When to Focus on Long Rides

This was a game changer for me.  It wasn’t until I did the math that I realized I had been ignoring a real gold mine.  These are the numbers.

When I sit in traffic, I make 18 cents per minute, or $10.80 per hour.  However, when I am driving at 70 MPH down the freeway for an hour, I am earning ~$1.30 per minute (based on a per mile rate of $1.33 for Lyft), or $78 per hour.  That is a ratio of nearly 1 to 8.  Clearly, if I can get a long ride during times of low traffic, I should always take it.


Earlier this week, I had two long rides to Sacramento.  I earned $140 (with tips) on each ride, which took approximately 90 minutes a piece.

I was able to pick up a few short rides on the way back, but let’s assume I did not.  I drove for three hours in total and earned $140.  I still earned $46.66 per hour.  Long rides in low traffic always pay off.

Putting The Odds In Your Favor

Now that my ride goal was only 165 (instead of 165 plus an Uber bonus), I needed to figure out how to get more long rides.
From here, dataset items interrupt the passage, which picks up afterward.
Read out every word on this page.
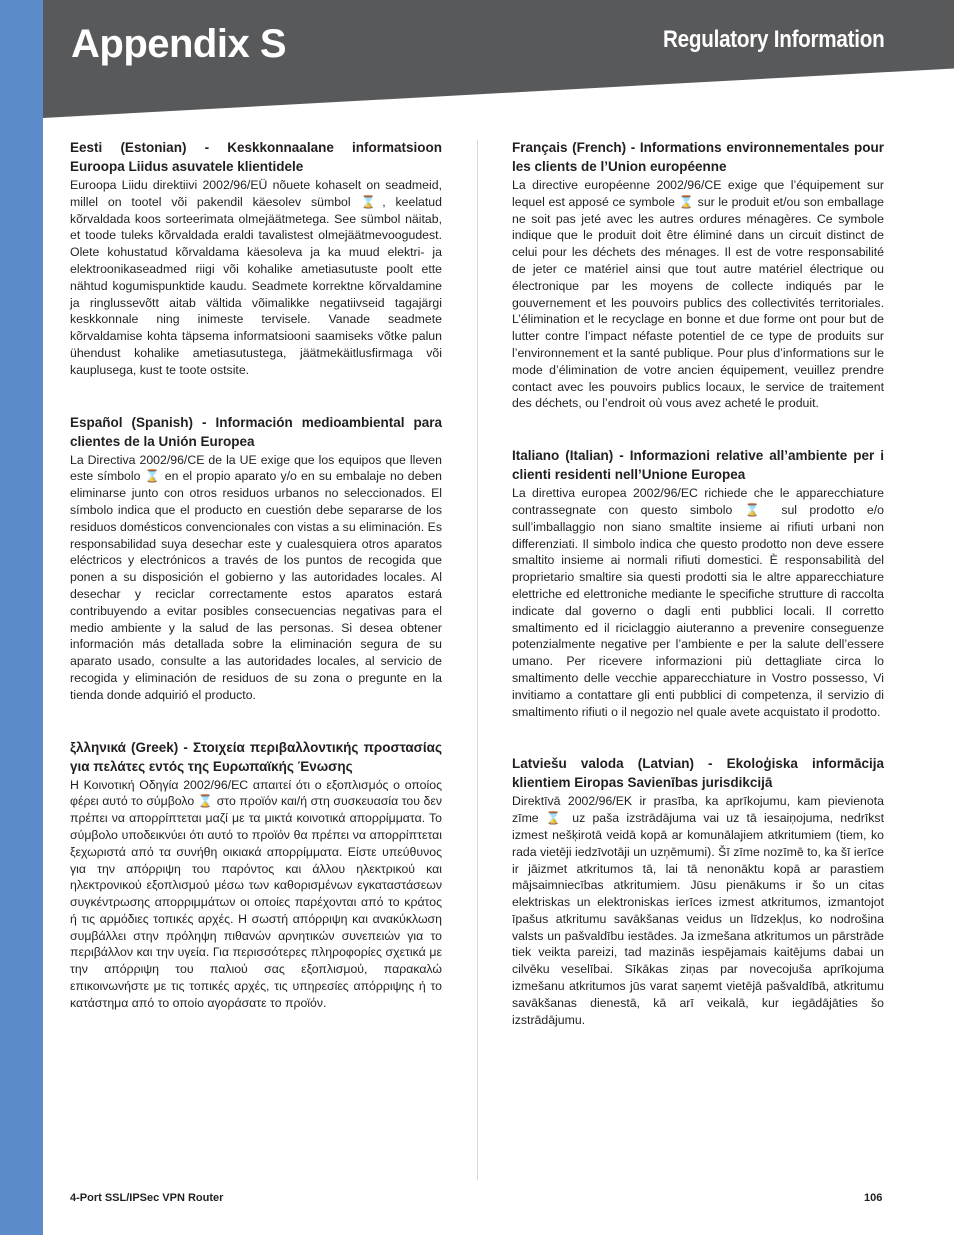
Appendix S	Regulatory Information
Eesti (Estonian) - Keskkonnaalane informatsioon Euroopa Liidus asuvatele klientidele

Euroopa Liidu direktiivi 2002/96/EÜ nõuete kohaselt on seadmeid, millel on tootel või pakendil käesolev sümbol ⌛, keelatud kõrvaldada koos sorteerimata olmejäätmetega. See sümbol näitab, et toode tuleks kõrvaldada eraldi tavalistest olmejäätmevoogudest. Olete kohustatud kõrvaldama käesoleva ja ka muud elektri- ja elektroonikaseadmed riigi või kohalike ametiasutuste poolt ette nähtud kogumispunktide kaudu. Seadmete korrektne kõrvaldamine ja ringlussevõtt aitab vältida võimalikke negatiivseid tagajärgi keskkonnale ning inimeste tervisele. Vanade seadmete kõrvaldamise kohta täpsema informatsiooni saamiseks võtke palun ühendust kohalike ametiasutustega, jäätmekäitlusfirmaga või kauplusega, kust te toote ostsite.

Español (Spanish) - Información medioambiental para clientes de la Unión Europea

La Directiva 2002/96/CE de la UE exige que los equipos que lleven este símbolo ⌛ en el propio aparato y/o en su embalaje no deben eliminarse junto con otros residuos urbanos no seleccionados. El símbolo indica que el producto en cuestión debe separarse de los residuos domésticos convencionales con vistas a su eliminación. Es responsabilidad suya desechar este y cualesquiera otros aparatos eléctricos y electrónicos a través de los puntos de recogida que ponen a su disposición el gobierno y las autoridades locales. Al desechar y reciclar correctamente estos aparatos estará contribuyendo a evitar posibles consecuencias negativas para el medio ambiente y la salud de las personas. Si desea obtener información más detallada sobre la eliminación segura de su aparato usado, consulte a las autoridades locales, al servicio de recogida y eliminación de residuos de su zona o pregunte en la tienda donde adquirió el producto.

ξλληνικά (Greek) - Στοιχεία περιβαλλοντικής προστασίας για πελάτες εντός της Ευρωπαϊκής Ένωσης

Η Κοινοτική Οδηγία 2002/96/EC απαιτεί ότι ο εξοπλισμός ο οποίος φέρει αυτό το σύμβολο ⌛ στο προϊόν και/ή στη συσκευασία του δεν πρέπει να απορρίπτεται μαζί με τα μικτά κοινοτικά απορρίμματα. Το σύμβολο υποδεικνύει ότι αυτό το προϊόν θα πρέπει να απορρίπτεται ξεχωριστά από τα συνήθη οικιακά απορρίμματα. Είστε υπεύθυνος για την απόρριψη του παρόντος και άλλου ηλεκτρικού και ηλεκτρονικού εξοπλισμού μέσω των καθορισμένων εγκαταστάσεων συγκέντρωσης απορριμμάτων οι οποίες παρέχονται από το κράτος ή τις αρμόδιες τοπικές αρχές. Η σωστή απόρριψη και ανακύκλωση συμβάλλει στην πρόληψη πιθανών αρνητικών συνεπειών για το περιβάλλον και την υγεία. Για περισσότερες πληροφορίες σχετικά με την απόρριψη του παλιού σας εξοπλισμού, παρακαλώ επικοινωνήστε με τις τοπικές αρχές, τις υπηρεσίες απόρριψης ή το κατάστημα από το οποίο αγοράσατε το προϊόν.

Français (French) - Informations environnementales pour les clients de l’Union européenne

La directive européenne 2002/96/CE exige que l’équipement sur lequel est apposé ce symbole ⌛ sur le produit et/ou son emballage ne soit pas jeté avec les autres ordures ménagères. Ce symbole indique que le produit doit être éliminé dans un circuit distinct de celui pour les déchets des ménages. Il est de votre responsabilité de jeter ce matériel ainsi que tout autre matériel électrique ou électronique par les moyens de collecte indiqués par le gouvernement et les pouvoirs publics des collectivités territoriales. L’élimination et le recyclage en bonne et due forme ont pour but de lutter contre l’impact néfaste potentiel de ce type de produits sur l’environnement et la santé publique. Pour plus d’informations sur le mode d’élimination de votre ancien équipement, veuillez prendre contact avec les pouvoirs publics locaux, le service de traitement des déchets, ou l’endroit où vous avez acheté le produit.

Italiano (Italian) - Informazioni relative all’ambiente per i clienti residenti nell’Unione Europea

La direttiva europea 2002/96/EC richiede che le apparecchiature contrassegnate con questo simbolo ⌛ sul prodotto e/o sull’imballaggio non siano smaltite insieme ai rifiuti urbani non differenziati. Il simbolo indica che questo prodotto non deve essere smaltito insieme ai normali rifiuti domestici. È responsabilità del proprietario smaltire sia questi prodotti sia le altre apparecchiature elettriche ed elettroniche mediante le specifiche strutture di raccolta indicate dal governo o dagli enti pubblici locali. Il corretto smaltimento ed il riciclaggio aiuteranno a prevenire conseguenze potenzialmente negative per l’ambiente e per la salute dell’essere umano. Per ricevere informazioni più dettagliate circa lo smaltimento delle vecchie apparecchiature in Vostro possesso, Vi invitiamo a contattare gli enti pubblici di competenza, il servizio di smaltimento rifiuti o il negozio nel quale avete acquistato il prodotto.

Latviešu valoda (Latvian) - Ekoloģiska informācija klientiem Eiropas Savienības jurisdikcijā

Direktīvā 2002/96/EK ir prasība, ka aprīkojumu, kam pievienota zīme ⌛ uz paša izstrādājuma vai uz tā iesaiņojuma, nedrīkst izmest nešķirotā veidā kopā ar komunālajiem atkritumiem (tiem, ko rada vietēji iedzīvotāji un uzņēmumi). Šī zīme nozīmē to, ka šī ierīce ir jāizmet atkritumos tā, lai tā nenonāktu kopā ar parastiem mājsaimniecības atkritumiem. Jūsu pienākums ir šo un citas elektriskas un elektroniskas ierīces izmest atkritumos, izmantojot īpašus atkritumu savākšanas veidus un līdzekļus, ko nodrošina valsts un pašvaldību iestādes. Ja izmešana atkritumos un pārstrāde tiek veikta pareizi, tad mazinās iespējamais kaitējums dabai un cilvēku veselībai. Sīkākas ziņas par novecojuša aprīkojuma izmešanu atkritumos jūs varat saņemt vietējā pašvaldībā, atkritumu savākšanas dienestā, kā arī veikalā, kur iegādājāties šo izstrādājumu.

4-Port SSL/IPSec VPN Router	106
My goal was now to fit 165 rides in my 50-hour work week.  This is where I began experimenting with the destination filters, particularly on the weekends.

On the weekend, there are two factors at play which benefit the driver.  First, traffic is much lighter.  There are no rush hours on Saturday and Sunday.  This is especially true in the mornings, before noon.  Second, more people are looking for long rides.  There are fewer work commuters.  There are more people going to the airport, or heading off to another city to visit a friend or family.

Essentially, I set the filter from one end of the bay to the other.  I will start in San Francisco, and point my filter to San Jose, and then back again.  Sometimes, I get to the airport, and then I get rides to other areas as well.  This map shows the four most common routes.

This strategy has allowed me to get multiple long rides in a day, which really jacks up my per hour earnings.  It is not uncommon to earn over $300 in an eight hour day on Saturday or Sunday.  I only wish I had figured this out 2 year ago.  I can’t imagine how much money I passed up going for all those short rides.

How Will You Use This Information?

I have shared with you an important distinction for rideshare drivers.  How you use this information depends on whether you are a full time or part time driver, the specific nature of your market, and the bonuses that are available to you.  I sure do love those long rides now that I realize how much more money I am making on them.  It’s great to feel the open road.  Be safe out there.

Drivers, do you prefer long rides, short rides or both in your market? Which one is more lucrative?